A natural ally against coastal erosion in Java is slowly suffocating in plastic waste. The mangrove forests on the Indonesian island’s north coast cannot be restored without better waste management, warns new research.
On the forest floor of mangroves along the north coast of Java, it is hard to find a square metre without plastic. There is an average of 27 plastic items per square metre, says new research.
NIOZ researcher Celine Van Bijsterveld, who has monitored the accumulation of plastic waste in Indonesian mangroves over years, explained that mangroves – which form a natural coastal defence by breaking waves – also form a perfect plastic trap.
She said: “For the mangrove tree, this trap can become quite lethal. The most common mangrove tree on Java’s coast, the grey mangrove, has upward-growing roots to get oxygen flowing during high tide. When plastic waste accumulates in these forests, the snorkels are blocked. In areas completely covered by plastic, trees suffocate.”
The problem isn’t only the plastic on the surface, says the statement. The team found plastics buried as deep as 35 cm inside the sediment. Plastic stuck in these upper layers further decreases the trees’ access to oxygen.
Although the roots change course when they are obstructed, the prospect of survival gets much gloomier once the threshold of 75% is reached and plastic in the sediment pushes it towards 100%, writes the statement.
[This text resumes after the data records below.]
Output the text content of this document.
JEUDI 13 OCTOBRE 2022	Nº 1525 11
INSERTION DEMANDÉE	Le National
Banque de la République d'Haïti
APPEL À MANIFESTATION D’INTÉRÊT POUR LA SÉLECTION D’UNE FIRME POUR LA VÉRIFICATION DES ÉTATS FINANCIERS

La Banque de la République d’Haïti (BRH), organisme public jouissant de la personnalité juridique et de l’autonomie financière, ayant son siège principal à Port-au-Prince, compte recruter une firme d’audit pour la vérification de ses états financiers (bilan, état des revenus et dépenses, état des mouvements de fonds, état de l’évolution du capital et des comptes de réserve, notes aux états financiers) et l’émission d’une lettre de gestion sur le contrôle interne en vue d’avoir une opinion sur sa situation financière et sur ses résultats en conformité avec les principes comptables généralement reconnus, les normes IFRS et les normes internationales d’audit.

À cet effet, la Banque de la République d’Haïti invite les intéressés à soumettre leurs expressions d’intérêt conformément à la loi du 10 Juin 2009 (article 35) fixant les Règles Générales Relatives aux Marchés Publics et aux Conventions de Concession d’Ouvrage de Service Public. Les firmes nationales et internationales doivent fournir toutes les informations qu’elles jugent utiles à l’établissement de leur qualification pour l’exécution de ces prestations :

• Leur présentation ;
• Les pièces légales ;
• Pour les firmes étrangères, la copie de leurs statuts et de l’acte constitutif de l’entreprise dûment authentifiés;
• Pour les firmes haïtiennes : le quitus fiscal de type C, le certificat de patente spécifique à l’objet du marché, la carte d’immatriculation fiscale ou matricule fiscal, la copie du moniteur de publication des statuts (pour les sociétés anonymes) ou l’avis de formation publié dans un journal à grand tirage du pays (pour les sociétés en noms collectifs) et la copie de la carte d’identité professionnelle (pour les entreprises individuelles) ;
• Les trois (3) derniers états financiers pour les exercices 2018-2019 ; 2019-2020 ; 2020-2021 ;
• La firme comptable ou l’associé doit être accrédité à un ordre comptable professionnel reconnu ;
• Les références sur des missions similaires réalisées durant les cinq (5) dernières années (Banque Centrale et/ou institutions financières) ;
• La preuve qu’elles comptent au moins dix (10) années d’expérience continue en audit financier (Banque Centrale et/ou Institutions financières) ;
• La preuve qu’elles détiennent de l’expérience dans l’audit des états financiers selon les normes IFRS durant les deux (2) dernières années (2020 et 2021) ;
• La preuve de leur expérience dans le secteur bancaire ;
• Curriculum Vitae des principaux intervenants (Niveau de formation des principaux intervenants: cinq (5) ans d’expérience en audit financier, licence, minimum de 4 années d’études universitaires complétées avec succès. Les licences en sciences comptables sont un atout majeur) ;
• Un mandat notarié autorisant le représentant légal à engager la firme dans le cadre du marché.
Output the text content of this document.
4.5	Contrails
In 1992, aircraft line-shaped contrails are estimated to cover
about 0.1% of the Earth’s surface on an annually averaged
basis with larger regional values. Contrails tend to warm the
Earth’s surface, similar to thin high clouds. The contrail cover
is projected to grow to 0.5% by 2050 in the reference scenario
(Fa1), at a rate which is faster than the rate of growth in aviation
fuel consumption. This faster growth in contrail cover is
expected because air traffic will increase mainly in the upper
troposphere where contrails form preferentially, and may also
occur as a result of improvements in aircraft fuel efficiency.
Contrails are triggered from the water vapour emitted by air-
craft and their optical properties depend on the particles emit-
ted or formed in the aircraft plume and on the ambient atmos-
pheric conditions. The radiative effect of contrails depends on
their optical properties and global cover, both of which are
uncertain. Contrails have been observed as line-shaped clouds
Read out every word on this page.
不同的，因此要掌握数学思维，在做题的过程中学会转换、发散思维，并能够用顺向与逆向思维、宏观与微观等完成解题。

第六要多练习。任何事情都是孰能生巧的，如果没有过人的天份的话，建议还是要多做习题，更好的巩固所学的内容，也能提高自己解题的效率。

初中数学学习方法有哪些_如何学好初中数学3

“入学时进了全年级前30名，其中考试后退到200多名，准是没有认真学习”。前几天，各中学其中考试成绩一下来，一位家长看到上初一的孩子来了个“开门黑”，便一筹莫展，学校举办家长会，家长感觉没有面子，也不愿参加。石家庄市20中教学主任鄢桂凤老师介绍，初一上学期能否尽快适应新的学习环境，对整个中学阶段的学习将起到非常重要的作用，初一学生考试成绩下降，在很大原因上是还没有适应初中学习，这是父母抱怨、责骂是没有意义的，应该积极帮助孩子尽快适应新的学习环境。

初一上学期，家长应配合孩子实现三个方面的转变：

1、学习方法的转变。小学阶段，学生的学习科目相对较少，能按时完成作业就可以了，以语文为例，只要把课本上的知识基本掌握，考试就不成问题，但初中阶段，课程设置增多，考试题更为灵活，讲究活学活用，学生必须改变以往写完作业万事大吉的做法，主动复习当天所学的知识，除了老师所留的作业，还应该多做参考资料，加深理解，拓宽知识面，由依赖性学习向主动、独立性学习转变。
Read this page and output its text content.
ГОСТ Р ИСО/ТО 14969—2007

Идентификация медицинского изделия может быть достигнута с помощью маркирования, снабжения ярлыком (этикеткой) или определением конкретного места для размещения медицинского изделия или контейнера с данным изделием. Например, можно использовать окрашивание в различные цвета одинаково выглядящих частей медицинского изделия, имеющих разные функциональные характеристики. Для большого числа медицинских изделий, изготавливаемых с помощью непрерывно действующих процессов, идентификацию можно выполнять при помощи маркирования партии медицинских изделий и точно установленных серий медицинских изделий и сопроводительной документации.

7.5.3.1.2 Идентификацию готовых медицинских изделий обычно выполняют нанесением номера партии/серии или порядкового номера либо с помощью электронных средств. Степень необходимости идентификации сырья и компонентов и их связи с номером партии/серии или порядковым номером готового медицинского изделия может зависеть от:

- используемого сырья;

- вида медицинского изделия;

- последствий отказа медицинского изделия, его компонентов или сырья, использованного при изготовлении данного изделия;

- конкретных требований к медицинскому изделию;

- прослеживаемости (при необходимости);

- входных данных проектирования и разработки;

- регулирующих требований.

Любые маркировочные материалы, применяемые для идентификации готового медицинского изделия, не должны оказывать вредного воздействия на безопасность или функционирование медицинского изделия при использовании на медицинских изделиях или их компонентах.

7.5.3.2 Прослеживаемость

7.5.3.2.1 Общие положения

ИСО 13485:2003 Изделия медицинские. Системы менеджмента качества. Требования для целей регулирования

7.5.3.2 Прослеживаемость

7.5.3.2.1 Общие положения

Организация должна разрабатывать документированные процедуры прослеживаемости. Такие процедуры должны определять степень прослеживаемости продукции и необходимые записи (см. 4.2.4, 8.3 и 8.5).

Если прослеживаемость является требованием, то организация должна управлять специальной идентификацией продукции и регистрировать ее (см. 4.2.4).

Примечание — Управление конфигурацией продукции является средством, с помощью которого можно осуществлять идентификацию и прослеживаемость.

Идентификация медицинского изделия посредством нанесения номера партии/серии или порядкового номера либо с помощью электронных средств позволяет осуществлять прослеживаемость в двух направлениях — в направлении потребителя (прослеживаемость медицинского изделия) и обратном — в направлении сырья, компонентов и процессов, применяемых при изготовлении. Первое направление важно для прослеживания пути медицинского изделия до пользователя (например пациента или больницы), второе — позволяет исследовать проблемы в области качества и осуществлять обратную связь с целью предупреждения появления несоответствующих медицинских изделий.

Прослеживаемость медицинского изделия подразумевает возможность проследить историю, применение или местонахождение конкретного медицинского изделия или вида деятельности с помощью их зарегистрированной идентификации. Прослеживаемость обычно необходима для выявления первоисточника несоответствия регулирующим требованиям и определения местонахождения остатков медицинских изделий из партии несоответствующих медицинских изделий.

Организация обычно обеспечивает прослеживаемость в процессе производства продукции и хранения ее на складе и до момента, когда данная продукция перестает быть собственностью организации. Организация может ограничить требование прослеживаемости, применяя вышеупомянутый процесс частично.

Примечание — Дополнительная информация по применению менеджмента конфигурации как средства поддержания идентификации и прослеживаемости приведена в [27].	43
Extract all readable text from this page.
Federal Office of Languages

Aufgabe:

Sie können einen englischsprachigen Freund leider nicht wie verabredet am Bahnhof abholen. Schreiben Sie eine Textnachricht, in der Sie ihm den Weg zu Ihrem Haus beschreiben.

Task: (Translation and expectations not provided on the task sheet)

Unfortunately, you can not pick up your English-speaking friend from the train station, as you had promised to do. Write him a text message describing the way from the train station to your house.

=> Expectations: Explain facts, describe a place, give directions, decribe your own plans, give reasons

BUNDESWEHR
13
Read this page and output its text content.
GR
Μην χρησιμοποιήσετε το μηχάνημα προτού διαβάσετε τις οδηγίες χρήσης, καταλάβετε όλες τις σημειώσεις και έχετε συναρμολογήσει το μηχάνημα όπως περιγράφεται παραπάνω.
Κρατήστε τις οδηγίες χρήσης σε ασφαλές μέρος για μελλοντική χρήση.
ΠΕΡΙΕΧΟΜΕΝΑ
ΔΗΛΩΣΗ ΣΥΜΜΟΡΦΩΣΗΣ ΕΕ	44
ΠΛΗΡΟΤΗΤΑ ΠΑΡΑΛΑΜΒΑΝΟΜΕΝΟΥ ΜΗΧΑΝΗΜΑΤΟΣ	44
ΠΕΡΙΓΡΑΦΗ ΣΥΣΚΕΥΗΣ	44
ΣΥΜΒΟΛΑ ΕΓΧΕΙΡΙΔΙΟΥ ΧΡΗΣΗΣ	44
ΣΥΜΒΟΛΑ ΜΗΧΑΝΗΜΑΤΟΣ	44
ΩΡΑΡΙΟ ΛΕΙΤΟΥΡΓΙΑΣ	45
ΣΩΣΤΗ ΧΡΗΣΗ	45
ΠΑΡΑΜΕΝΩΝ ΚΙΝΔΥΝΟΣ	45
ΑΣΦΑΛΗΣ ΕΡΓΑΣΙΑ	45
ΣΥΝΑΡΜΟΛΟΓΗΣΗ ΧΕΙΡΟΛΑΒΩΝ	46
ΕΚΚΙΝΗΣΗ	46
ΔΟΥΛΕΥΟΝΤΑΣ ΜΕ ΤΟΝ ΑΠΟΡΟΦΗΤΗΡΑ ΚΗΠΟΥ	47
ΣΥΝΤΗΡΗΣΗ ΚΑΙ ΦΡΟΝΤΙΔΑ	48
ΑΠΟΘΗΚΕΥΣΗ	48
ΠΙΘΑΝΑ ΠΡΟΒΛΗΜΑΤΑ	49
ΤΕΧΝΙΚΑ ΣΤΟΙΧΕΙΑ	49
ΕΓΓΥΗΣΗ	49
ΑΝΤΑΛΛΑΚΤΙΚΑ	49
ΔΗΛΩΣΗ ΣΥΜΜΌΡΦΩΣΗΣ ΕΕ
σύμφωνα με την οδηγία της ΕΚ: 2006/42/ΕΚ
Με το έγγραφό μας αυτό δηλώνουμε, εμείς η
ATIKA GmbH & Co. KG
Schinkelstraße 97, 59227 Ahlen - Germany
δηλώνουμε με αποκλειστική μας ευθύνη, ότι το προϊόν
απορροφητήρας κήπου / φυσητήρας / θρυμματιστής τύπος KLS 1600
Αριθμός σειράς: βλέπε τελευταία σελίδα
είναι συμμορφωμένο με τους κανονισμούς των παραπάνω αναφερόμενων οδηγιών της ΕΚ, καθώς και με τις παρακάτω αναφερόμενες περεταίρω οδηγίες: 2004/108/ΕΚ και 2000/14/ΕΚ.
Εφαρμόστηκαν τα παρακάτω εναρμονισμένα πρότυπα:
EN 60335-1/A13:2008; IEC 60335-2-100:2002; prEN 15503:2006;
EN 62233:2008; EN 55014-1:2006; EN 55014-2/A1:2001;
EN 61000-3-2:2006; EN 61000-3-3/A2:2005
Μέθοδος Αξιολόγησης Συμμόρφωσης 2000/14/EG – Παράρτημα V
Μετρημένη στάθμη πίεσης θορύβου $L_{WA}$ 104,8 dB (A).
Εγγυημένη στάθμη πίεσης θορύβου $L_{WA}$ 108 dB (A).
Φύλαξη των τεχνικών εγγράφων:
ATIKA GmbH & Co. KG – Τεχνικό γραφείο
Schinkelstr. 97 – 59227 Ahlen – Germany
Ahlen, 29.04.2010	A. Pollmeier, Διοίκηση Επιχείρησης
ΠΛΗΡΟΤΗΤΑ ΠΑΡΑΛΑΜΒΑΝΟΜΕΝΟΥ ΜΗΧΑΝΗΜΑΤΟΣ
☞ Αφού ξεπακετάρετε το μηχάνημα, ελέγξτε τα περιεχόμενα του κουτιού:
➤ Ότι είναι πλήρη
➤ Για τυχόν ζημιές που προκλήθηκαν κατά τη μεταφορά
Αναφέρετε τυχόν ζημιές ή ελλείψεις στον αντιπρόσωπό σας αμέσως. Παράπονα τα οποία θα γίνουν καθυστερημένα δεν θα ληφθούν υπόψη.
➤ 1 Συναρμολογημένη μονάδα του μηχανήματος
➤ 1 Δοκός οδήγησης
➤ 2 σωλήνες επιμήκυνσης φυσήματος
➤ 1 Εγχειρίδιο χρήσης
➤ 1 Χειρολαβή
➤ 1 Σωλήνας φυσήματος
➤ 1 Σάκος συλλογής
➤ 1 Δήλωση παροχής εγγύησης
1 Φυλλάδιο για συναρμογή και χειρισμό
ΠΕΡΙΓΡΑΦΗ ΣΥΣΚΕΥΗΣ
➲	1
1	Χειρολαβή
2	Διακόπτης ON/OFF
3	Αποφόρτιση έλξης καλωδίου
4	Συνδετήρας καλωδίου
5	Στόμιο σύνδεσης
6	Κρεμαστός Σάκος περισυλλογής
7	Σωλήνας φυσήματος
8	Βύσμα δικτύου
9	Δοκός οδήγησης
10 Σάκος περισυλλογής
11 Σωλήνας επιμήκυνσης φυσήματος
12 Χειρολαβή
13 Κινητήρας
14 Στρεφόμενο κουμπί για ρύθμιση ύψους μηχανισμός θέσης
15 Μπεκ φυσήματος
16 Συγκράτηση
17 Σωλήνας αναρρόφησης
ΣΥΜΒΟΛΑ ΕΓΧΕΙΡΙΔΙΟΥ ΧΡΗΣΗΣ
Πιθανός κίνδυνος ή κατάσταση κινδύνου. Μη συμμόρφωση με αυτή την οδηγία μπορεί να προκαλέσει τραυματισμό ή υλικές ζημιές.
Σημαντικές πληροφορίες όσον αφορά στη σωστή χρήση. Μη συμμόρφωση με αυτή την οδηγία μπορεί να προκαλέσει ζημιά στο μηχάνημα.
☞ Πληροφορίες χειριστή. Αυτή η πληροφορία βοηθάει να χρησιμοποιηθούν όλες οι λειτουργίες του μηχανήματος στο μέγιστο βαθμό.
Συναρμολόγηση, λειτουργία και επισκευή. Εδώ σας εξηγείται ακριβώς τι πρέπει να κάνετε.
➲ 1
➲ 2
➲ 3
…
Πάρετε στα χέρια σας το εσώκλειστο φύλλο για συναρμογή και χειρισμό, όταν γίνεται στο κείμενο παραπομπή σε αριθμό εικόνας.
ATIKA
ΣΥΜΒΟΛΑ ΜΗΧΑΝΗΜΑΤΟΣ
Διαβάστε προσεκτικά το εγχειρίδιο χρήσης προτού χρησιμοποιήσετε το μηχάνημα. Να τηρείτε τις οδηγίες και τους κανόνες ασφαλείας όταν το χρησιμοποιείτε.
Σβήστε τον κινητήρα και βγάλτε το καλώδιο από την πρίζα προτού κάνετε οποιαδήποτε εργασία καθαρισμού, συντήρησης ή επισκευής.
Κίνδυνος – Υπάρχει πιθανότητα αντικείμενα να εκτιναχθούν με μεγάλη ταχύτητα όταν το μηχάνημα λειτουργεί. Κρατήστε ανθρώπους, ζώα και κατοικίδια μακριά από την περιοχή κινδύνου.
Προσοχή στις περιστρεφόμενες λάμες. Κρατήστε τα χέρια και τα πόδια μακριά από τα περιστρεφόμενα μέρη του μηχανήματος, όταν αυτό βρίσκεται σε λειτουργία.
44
The Indonesian government is investing in mangrove restoration in an attempt to recreate a green-belt along the coast, but restoration is slow and existing forests are stressed, says the research.
Van Bijsterveldt warns: “Replanting mangroves without tackling the plastic problem is like trying to try to empty the ocean with a thimble. Successful restoration needs to go hand in hand with sustainable waste management.”